FILED IN: News & Politics

Connecticut House unanimously passes grandparent visitation bill

Grandparents granted more rights under new Connecticut bill. Photo via Ambro.

Connecticut’s House of Representatives unanimously passed a bill on Tuesday that would allow grandparents to petition the court for scheduled visitation of their grandchildren in the event that the parents of their grandchildren divorced.

Under the proposed bill, the grandparents would be required to show that they had a close relationship with their minor grandchildren and that the grandchildren might be harmed if they were denied visitation with their grandparents.

In a statement published in The Connecticut Post, Rep. Andres Ayala Jr., D-Bridgeport said, “We are living in a time right now where the rights of folks to visit with their grandchildren are not being taken seriously.  A great many of my constituents have reached out to tell me that they want to be involved in the lives of their grandchildren. They want to be there to provide proper upbringing.  They want to be able to speak with them. They want to be able to share their love with them. And in some cases, unfortunately, it’s not happening.”
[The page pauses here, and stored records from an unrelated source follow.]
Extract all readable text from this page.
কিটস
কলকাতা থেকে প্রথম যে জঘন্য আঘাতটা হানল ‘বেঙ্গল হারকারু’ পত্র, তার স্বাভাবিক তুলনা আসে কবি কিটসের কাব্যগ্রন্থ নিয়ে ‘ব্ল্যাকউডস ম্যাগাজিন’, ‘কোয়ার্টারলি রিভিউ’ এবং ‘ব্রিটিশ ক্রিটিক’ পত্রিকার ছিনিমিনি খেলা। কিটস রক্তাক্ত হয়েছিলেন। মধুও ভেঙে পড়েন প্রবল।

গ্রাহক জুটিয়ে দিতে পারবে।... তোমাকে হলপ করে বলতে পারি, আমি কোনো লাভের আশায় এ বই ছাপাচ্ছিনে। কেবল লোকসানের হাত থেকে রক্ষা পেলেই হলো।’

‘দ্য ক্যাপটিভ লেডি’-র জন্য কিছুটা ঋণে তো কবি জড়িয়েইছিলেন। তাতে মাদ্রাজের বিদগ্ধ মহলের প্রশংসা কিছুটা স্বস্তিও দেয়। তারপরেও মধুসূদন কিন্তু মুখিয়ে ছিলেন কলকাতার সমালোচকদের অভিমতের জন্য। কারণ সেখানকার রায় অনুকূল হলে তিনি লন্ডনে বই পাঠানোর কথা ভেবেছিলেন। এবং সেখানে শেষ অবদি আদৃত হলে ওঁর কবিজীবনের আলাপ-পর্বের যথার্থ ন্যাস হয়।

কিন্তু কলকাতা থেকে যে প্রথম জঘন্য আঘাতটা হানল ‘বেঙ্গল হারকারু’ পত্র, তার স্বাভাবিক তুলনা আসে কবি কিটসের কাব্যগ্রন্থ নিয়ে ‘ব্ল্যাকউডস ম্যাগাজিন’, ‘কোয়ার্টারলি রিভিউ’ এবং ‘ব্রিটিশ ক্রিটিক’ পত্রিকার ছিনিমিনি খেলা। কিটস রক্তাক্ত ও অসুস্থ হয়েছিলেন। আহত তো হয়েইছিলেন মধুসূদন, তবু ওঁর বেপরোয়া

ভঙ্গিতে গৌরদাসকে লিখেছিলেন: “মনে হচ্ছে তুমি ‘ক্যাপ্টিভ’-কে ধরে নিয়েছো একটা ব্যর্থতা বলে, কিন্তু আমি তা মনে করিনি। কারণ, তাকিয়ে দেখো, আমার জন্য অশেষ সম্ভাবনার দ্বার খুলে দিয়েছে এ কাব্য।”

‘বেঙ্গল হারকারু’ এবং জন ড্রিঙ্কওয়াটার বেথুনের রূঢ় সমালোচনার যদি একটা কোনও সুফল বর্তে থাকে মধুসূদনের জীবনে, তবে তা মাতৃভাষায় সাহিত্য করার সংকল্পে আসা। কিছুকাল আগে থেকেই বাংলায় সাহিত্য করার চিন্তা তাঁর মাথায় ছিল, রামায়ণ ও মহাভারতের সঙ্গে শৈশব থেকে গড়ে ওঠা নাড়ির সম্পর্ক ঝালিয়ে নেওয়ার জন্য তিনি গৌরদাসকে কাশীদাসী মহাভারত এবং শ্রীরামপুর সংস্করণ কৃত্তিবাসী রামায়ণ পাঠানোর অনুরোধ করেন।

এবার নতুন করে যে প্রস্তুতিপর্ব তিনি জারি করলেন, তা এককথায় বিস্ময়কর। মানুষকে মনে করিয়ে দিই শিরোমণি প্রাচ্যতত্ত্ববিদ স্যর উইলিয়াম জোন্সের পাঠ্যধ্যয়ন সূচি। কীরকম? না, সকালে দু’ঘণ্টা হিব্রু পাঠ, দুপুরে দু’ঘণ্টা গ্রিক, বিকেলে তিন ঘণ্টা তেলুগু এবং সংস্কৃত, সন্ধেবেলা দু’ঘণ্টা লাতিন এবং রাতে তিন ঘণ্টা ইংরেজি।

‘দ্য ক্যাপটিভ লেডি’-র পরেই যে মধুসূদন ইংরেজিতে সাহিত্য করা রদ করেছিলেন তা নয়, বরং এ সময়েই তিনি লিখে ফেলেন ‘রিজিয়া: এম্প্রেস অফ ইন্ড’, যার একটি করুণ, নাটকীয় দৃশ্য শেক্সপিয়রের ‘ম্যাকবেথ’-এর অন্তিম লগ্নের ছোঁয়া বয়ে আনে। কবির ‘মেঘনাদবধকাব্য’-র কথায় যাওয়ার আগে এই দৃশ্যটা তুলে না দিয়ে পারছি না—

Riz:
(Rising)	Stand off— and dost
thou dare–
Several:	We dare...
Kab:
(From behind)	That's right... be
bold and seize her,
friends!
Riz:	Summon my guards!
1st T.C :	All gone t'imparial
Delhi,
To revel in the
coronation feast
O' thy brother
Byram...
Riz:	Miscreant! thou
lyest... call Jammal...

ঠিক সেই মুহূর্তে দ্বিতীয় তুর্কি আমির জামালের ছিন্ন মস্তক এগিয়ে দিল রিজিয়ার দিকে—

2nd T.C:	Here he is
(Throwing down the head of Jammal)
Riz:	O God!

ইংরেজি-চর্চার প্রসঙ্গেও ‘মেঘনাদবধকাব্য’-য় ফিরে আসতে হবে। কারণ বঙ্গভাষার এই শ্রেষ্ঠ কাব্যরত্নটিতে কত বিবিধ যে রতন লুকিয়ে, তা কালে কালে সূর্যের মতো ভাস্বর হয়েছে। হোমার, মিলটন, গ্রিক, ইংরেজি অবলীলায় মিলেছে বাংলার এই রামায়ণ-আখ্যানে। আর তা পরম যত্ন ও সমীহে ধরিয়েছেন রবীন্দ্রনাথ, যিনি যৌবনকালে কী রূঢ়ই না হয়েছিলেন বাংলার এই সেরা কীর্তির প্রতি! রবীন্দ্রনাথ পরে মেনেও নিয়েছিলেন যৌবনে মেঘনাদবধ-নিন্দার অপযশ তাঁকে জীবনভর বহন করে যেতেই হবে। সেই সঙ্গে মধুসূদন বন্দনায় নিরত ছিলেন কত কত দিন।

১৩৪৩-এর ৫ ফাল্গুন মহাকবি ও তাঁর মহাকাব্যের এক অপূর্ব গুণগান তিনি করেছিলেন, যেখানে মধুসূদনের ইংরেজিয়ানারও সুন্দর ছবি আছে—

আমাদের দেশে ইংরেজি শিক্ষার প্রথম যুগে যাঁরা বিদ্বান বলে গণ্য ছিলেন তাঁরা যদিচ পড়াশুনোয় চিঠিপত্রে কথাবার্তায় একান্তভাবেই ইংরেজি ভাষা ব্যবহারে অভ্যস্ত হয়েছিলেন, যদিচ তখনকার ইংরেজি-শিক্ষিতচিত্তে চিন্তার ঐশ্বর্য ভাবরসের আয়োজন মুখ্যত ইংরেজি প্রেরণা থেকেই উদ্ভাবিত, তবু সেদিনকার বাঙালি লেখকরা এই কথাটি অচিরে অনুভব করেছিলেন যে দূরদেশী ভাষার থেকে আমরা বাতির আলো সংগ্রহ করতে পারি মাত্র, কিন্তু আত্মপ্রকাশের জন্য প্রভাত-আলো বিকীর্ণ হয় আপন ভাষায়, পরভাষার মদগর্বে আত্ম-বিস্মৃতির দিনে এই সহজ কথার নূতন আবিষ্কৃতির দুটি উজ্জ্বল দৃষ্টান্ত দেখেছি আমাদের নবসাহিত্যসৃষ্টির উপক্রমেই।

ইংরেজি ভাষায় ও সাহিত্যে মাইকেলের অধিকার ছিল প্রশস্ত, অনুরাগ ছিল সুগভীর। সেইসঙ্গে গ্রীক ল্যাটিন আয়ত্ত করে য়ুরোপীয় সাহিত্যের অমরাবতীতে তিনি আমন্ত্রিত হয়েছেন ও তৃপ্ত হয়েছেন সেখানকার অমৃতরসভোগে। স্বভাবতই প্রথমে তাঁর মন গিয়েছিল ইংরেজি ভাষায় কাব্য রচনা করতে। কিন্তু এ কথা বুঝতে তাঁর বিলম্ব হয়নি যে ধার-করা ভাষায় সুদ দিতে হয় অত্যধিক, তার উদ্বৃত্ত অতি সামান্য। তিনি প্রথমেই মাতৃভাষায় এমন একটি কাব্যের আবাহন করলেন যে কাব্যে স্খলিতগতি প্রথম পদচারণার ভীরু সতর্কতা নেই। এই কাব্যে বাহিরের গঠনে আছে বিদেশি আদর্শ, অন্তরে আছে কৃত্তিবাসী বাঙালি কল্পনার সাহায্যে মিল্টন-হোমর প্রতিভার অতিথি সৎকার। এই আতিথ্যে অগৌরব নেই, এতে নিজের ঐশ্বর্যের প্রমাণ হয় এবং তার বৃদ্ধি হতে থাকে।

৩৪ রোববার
Some parents oppose the measure because they say that granting grandparents rights violates their parental rights and interferes with their freedom to determine how they raise their minor children and who their children associate with.  Additionally, some parents claim that expanding visitation rights to non-parental family members could create a slippery slope that could extend court ordered visitation to aunts, uncles, great-grandparents and beyond.

A father of two that asked to remain anonymous stated, “This bill is a violation of my rights as a parent.  My ex-wife and I stopped talking to her parents while we were still married.  Neither of us want them around our children.  They were verbally and emotionally abusive to my ex her whole life.  Now a court can come in and undermine that decision and say we have to send our minor, impressionable children over there?  What is the government thinking trying to legislate this?  Why do these people assume every grandmother is a saint or that all parents are unfit or vindictive?”  He went on to ask, “What I want to know is, do I lose out on a weekend every month with my kids that I pay child support for so they can enjoy all of the perks of my children without any of the responsibilities?”

The next stop for the bill will be the Senate.